Judge who signed order reinstating protest removed from case: http://www.nydailynews.com/news/nat...ll-street-order-aclu-veteran-article-1.977725
So do you think that the NYPD, Oakland PD and etc.. will start using tanks and attack helicopters since Tunis and Egyptian authorities tactics were similar to NYPD tactics initially? (note neither Egyptians or Tunisian authorities used tanks or attack helicopters against protestors.) Do you think they will start using Pinkertons with Tommy Guns? I doubt even you believe that. Also note Mathloom said "Syria" not "Egypt", "Tunis", "the labor movement". Anyway even while I don't agree with the removal of protestors, I think there is a 1st Amendment issue here, this isn't on the level of Syria or even to Pullman Strikes.
Really? You really think that its possible that NYPD, Oakland PD and etc.. will use tanks and attack helicopters against OWS?
Leaving aside the hyperbole or whether there is enough coverage given I am very interested in the Constitutional question. Is occupation speech and does the exercise of that occupation outweigh public welfare concerns that are cited by authorities?
Please let them back into the park with their tents. I need to see how they handle a late January Nor'easter. Will they run home to mommy or fight the good fight.
It depends the size of OWS and the way they are protesting.
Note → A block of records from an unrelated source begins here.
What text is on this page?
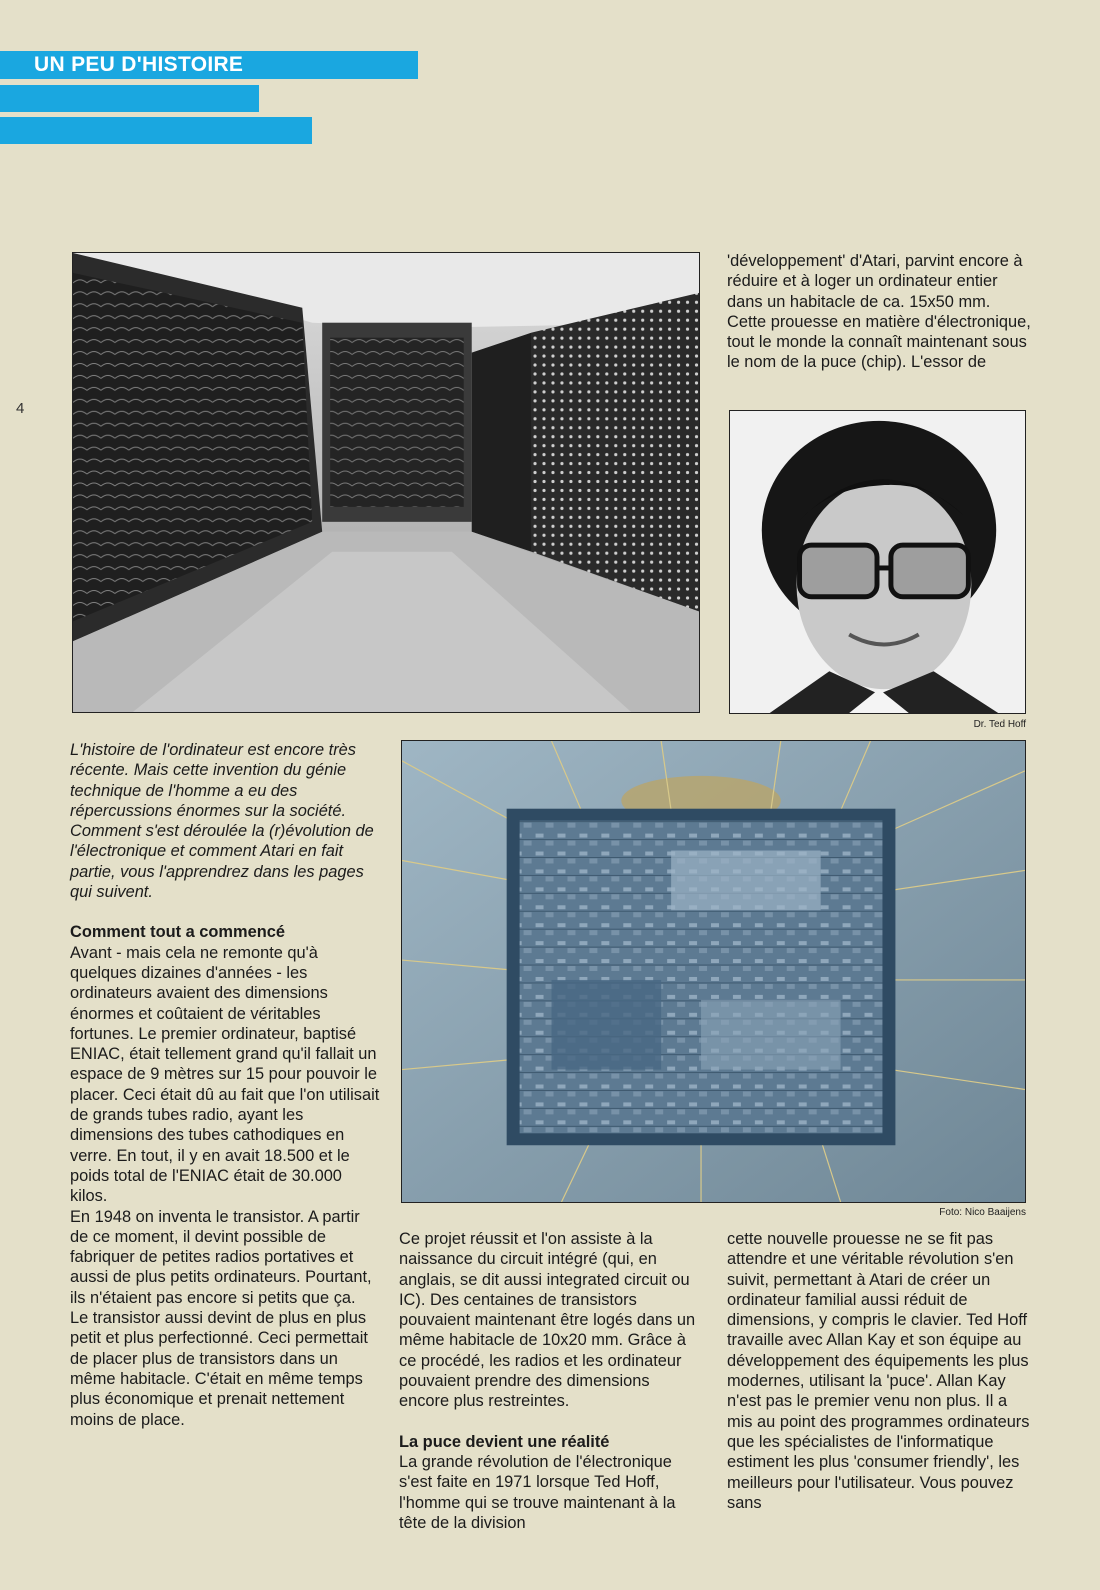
UN PEU D'HISTOIRE
4
Dr. Ted Hoff
Foto: Nico Baaijens

L'histoire de l'ordinateur est encore très récente. Mais cette invention du génie technique de l'homme a eu des répercussions énormes sur la société. Comment s'est déroulée la (r)évolution de l'électronique et comment Atari en fait partie, vous l'apprendrez dans les pages qui suivent.

Comment tout a commencé

Avant - mais cela ne remonte qu'à quelques dizaines d'années - les ordinateurs avaient des dimensions énormes et coûtaient de véritables fortunes. Le premier ordinateur, baptisé ENIAC, était tellement grand qu'il fallait un espace de 9 mètres sur 15 pour pouvoir le placer. Ceci était dû au fait que l'on utilisait de grands tubes radio, ayant les dimensions des tubes cathodiques en verre. En tout, il y en avait 18.500 et le poids total de l'ENIAC était de 30.000 kilos.

En 1948 on inventa le transistor. A partir de ce moment, il devint possible de fabriquer de petites radios portatives et aussi de plus petits ordinateurs. Pourtant, ils n'étaient pas encore si petits que ça.

Le transistor aussi devint de plus en plus petit et plus perfectionné. Ceci permettait de placer plus de transistors dans un même habitacle. C'était en même temps plus économique et prenait nettement moins de place.

Ce projet réussit et l'on assiste à la naissance du circuit intégré (qui, en anglais, se dit aussi integrated circuit ou IC). Des centaines de transistors pouvaient maintenant être logés dans un même habitacle de 10x20 mm. Grâce à ce procédé, les radios et les ordinateur pouvaient prendre des dimensions encore plus restreintes.

La puce devient une réalité

La grande révolution de l'électronique s'est faite en 1971 lorsque Ted Hoff, l'homme qui se trouve maintenant à la tête de la division

'développement' d'Atari, parvint encore à réduire et à loger un ordinateur entier dans un habitacle de ca. 15x50 mm. Cette prouesse en matière d'électronique, tout le monde la connaît maintenant sous le nom de la puce (chip). L'essor de

cette nouvelle prouesse ne se fit pas attendre et une véritable révolution s'en suivit, permettant à Atari de créer un ordinateur familial aussi réduit de dimensions, y compris le clavier. Ted Hoff travaille avec Allan Kay et son équipe au développement des équipements les plus modernes, utilisant la 'puce'. Allan Kay n'est pas le premier venu non plus. Il a mis au point des programmes ordinateurs que les spécialistes de l'informatique estiment les plus 'consumer friendly', les meilleurs pour l'utilisateur. Vous pouvez sans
If there are 20 million people out on the streets robbing and burning the factories with guns like Libyans did, US will use tanks.
And you think that 20 million people out on the streets robbing and burning factories with guns is a possibility arising from the OWS?
so we have a mentally r****ded person who somehow believes that running someone over with their car is not-violent and a-****ing-ok, but squatting in a park is violence. this country needs an enema so bad and it should start with that muther****er.